Other interesting things raised during tazkirah:
- perform 8 rakaat of tarawih after isyak, then come back around 2-3am to finish 12 more rakaat. this is done in Yemen, and also done by Tuan Guru Nik Ajiz.
- you do qiyam at night for a short time, either half of the night or less then add with reading the Quran. even if you perform tarawih it is qiyam for the night, people always misinterpret qiyam with ibadah around 2-3 am. It is true that to wake up the last 1/3 of the night is afdhal al-waqt, the best time for qiyam. But, if you think some scholars do encouraged to do qiyam the remaining 2/3 of the night, considered the best time. So, ustaz said the last 2/3 of the night started around 10-11, but it's already sleepy hours for many. That's why ceramah can only last up to 9 pm, the most 930. if it goes beyond that, the makmum will complain. But in Yemen, Ramadhan is celebrated differently (1 example is mentioned above). Plus, you are also paid to do qiyam for the final 10 nights of ramadhan (paid for participating the ibadah camp for the last 1/3 of the holy month).

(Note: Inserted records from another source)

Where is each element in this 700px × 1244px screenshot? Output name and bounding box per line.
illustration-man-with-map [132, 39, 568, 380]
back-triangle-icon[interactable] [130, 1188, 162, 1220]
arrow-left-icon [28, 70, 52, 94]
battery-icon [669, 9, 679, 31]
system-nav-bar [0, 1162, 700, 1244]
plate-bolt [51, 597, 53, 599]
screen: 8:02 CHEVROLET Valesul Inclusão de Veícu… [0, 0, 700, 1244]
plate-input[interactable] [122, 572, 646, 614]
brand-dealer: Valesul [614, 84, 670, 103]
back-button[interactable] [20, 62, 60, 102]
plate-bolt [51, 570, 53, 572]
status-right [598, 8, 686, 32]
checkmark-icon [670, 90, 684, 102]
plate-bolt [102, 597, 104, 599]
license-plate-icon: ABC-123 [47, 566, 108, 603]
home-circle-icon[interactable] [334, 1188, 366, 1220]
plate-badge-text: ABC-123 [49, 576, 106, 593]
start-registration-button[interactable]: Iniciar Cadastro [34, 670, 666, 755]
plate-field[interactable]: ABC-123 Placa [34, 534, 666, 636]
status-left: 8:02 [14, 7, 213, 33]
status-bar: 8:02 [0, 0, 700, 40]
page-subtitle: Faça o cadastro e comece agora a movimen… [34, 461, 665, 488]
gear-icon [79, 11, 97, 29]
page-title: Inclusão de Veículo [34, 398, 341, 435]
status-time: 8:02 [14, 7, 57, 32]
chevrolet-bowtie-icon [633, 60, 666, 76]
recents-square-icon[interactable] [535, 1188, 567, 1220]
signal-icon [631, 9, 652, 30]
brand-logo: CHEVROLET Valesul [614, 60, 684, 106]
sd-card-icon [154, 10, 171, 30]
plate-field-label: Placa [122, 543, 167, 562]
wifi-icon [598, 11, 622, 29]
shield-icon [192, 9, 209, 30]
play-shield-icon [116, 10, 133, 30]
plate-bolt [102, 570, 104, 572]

Owh God, I'm sleepy. Do I have the strength to continue my reading beyond the 17th juzuk?

_____________________
Enjoy a week more of burning month! Read an interesting tazkirah, try to talk more with Allah, make it a habit to talk with Allah in solitude, tell him all the good and bad things you are facing and struggling. InshaAllah, the habit will form a close bond between you and your Creator. what a wonderful advice. remember, Abraham or Ibrahim AS is khalilu Allah...what about us?